Saturday’s heat was “probably having some effect” on the turnout, Jones said.
But he wasn’t concerned. What would happen, he said, is that people would straggle in until the fireworks started at about 10 p.m. Some of those people wanted to avoid the heat.
But the Celebration of Freedom, which started at 5 p.m., was still pretty busy in the early evening, he noted.
Besides, weather has often been a factor over the event’s 17 years.
“Last year we had rain,” he said. “The event started with a downpour.”
That rain came down at 5 or 6 p.m. “After that it was a beautiful night. People came out. So I think people will do the same thing tonight,” Jones said at about 6:30 p.m.
He predicted a turnout of 3,000 to 4,000 people.
Families wandered the grounds munching on kettle corn, enjoying inflatable games and a walk-through zoo. The event has such an All-American atmosphere it’s hard to believe Independence Day is still five days away.
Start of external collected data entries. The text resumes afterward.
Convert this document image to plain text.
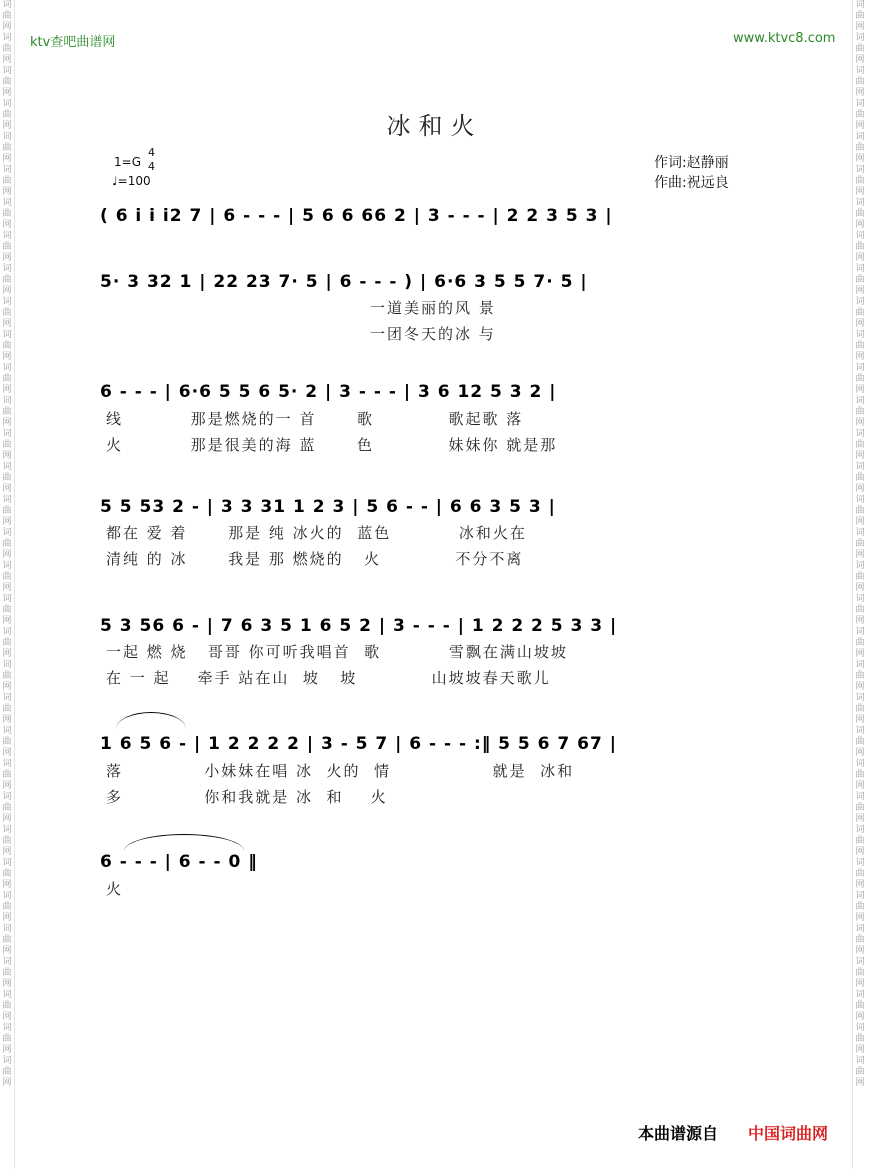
词曲网词曲网词曲网词曲网词曲网词曲网词曲网词曲网词曲网词曲网词曲网词曲网词曲网词曲网词曲网词曲网词曲网词曲网词曲网词曲网词曲网词曲网词曲网词曲网词曲网词曲网词曲网词曲网词曲网词曲网词曲网词曲网词曲网
词曲网词曲网词曲网词曲网词曲网词曲网词曲网词曲网词曲网词曲网词曲网词曲网词曲网词曲网词曲网词曲网词曲网词曲网词曲网词曲网词曲网词曲网词曲网词曲网词曲网词曲网词曲网词曲网词曲网词曲网词曲网词曲网词曲网
ktv查吧曲谱网	www.ktvc8.com
冰和火
1=G
4
4
♩=100
作词:赵静丽
作曲:祝远良
( 6 i i i2 7 | 6 - - - | 5 6 6 66 2 | 3 - - - | 2 2 3 5 3 |
5· 3 32 1 | 22 23 7· 5 | 6 - - - ) | 6·6 3 5 5 7· 5 |
一道美丽的风 景
一团冬天的冰 与
6 - - - | 6·6 5 5 6 5· 2 | 3 - - - | 3 6 12 5 3 2 |
线          那是燃烧的一 首      歌           歌起歌 落
火          那是很美的海 蓝      色           妹妹你 就是那
5 5 53 2 - | 3 3 31 1 2 3 | 5 6 - - | 6 6 3 5 3 |
都在 爱 着      那是 纯 冰火的  蓝色          冰和火在
清纯 的 冰      我是 那 燃烧的   火           不分不离
5 3 56 6 - | 7 6 3 5 1 6 5 2 | 3 - - - | 1 2 2 2 5 3 3 |
一起 燃 烧   哥哥 你可听我唱首  歌          雪飘在满山坡坡
在 一 起    牵手 站在山  坡   坡           山坡坡春天歌儿
1 6 5 6 - | 1 2 2 2 2 | 3 - 5 7 | 6 - - - :‖ 5 5 6 7 67 |
落            小妹妹在唱 冰  火的  情               就是  冰和
多            你和我就是 冰  和    火
6 - - - | 6 - - 0 ‖
火
本曲谱源自 中国词曲网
Two of the more popular attractions were a free-fall tower and a bungee trampoline, both presented by Rock It. Horn T Animal Jungle provides the animals.
Central Nebraska Inflatables furnished a slide and an obstacle course. Families also enjoyed pony rides and other attractions.
In addition to kettle corn, people looking for sustenance had a choice of Sparky’s Wings, Mena’s Kitchen, Pineapple Whip, NaMaw’s Smokehouse and JoJo’s Gelato.
To help combat thirst, you could grab a free sample of cold brewed coffee inside at City Grounds, where you could also enjoy the air conditioning.
The goal of Heartland Celebration of Freedom is to honor first responders and veterans.
This year, the Freedom Award was presented to Rick Ehlers, who’s been a Grand Island police officer for 19 years.
On March 13, Ehlers was stabbed several times in a life-and-death struggle with Benjamin Melendez, 29. A grand jury concluded that Ehlers’ actions that night were justified.
At least a dozen Grand Island police officers were on hand to support Ehlers Saturday night. Some of them were involved in the call on March 13.
Music was provided Saturday night by Bernardus and Cotter Hill. Freedom isn’t free, but the Celebration of Freedom is.
The event is put on with the help of 200 volunteers, some of whom direct cars in the parking lot with great precision.
About 20 sponsors help the church pay for the celebration. Third City Christian would never be able to offer free admission without the sponsors, Jones said.
Contributors are divided into different tiers. At the top are six or seven platinum sponsors.
Third City Christian has a long connection with Independence Day. Back when it was still a small church, Jones said, a family organized a Fourth of July party each year.
Now, Third City Christian averages about 1,500 attendees on Sunday mornings and 600 people on Wednesday nights.
At the end of the night, the fireworks were launched in the field southwest of the church.